Astronomers have discovered a system of six exoplanets orbiting a star with a specific orbital resonance.
The star system known as TOI-178 is located about 200 light years from us and includes six planets, five of which form a resonant chain, that is, they revolve around the central star in a strictly specified rhythm, and their densities, on the contrary, do not follow the regularity we are used to, according to Forbes.
In the video, the melody plays when the planet passes either full orbit or half of it, and when they line up at these points, they begin to play in resonance. TOI-178 is a really strange star system. Its innermost planet orbits in two days, while the slowest in 20.
A similar orbital resonance is observed, for example, in the satellites of Jupiter: Io, Europa and Ganymede. While the farthest, Ganymede makes one complete revolution, Europa makes two, and the closest to Jupiter Io – four. This means that they play the same melody in different octaves.
However, the planets orbiting the TOI-178 star are in a much more complex resonance circuit, obeying the 18: 9: 6: 4: 3 rule. This is the longest resonant pattern known among planetary systems.
Only after the discovery of a kind of “melody” of the TOI-178 star system, astronomers discovered the sixth planet. They used resonance rhythm to calculate where the additional planet would be in its orbit.
An amazing “rhythm dance” was discovered with the Very Large Telescope (VLT) of the European Southern Observatory (ESO) in Chile. However, this is not just an orbital curiosity.
“The orbits in this system are very strictly ordered. This tells us that since its formation, it has developed extremely smoothly and calmly,” – Yann Alibert explained, co-author of the study at the University of Bern.
But even if the arrangement of the orbits in the system is so delicately ordered, everything is much worse with the densities of the planets.
“Here we see that a planet as dense as the Earth is located in the neighborhood of a“ bloated ”one, which has a density half that of Neptune. And after it comes a planet with a density like Neptune. not what we’re used to,” Nathan Hara notes, another study author at the University of Geneva.
However, in addition to the fact that astronomers talk a lot about how TOI-178 was formed, they hope that further study of it will provide important clues about how planets form and evolve in planetary systems.

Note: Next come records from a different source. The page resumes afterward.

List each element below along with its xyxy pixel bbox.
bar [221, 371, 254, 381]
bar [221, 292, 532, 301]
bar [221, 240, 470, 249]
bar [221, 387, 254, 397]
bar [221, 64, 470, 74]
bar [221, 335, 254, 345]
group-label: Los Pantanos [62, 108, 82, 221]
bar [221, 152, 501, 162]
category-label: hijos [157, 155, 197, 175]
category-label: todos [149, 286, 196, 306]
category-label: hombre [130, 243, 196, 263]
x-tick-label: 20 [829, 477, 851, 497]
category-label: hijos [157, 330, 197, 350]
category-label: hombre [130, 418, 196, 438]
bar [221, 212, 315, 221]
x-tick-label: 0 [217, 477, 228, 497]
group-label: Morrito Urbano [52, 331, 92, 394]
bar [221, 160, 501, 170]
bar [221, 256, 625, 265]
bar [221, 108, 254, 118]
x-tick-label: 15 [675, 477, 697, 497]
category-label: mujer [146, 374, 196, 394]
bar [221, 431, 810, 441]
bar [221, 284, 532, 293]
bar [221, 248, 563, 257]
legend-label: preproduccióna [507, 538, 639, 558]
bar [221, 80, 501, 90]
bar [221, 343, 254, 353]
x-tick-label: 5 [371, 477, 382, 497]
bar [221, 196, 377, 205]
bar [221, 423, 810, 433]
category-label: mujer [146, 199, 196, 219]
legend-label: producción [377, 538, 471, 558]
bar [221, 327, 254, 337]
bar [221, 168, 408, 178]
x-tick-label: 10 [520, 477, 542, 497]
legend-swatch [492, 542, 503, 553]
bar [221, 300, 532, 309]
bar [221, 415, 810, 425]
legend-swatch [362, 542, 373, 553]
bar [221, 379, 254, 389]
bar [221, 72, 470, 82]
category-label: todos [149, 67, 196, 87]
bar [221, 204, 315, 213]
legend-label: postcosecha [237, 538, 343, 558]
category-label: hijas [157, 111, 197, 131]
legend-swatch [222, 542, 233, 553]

“This contrast between the rhythmic harmony of orbital motions and the disordered densities of planets completely contradicts our understanding of the formation and development of planetary systems,” Adrien Leleu added, an astrophysicist at the University of Bern in Switzerland who led the study.
The article even argues that resonances and density variations found in the TOI-178 star system could make it the “Rosetta Stone” in understanding the formation and evolution of planets.
If researchers manage to find planets in the “habitable zone” of a star, where liquid water can exist on their surface, this will be an important and turning point for science.
Scientists hope that by continuing the resonance chain and using ESO’s upcoming Extremely Large Telescope, they will be able to find more planets and capture them.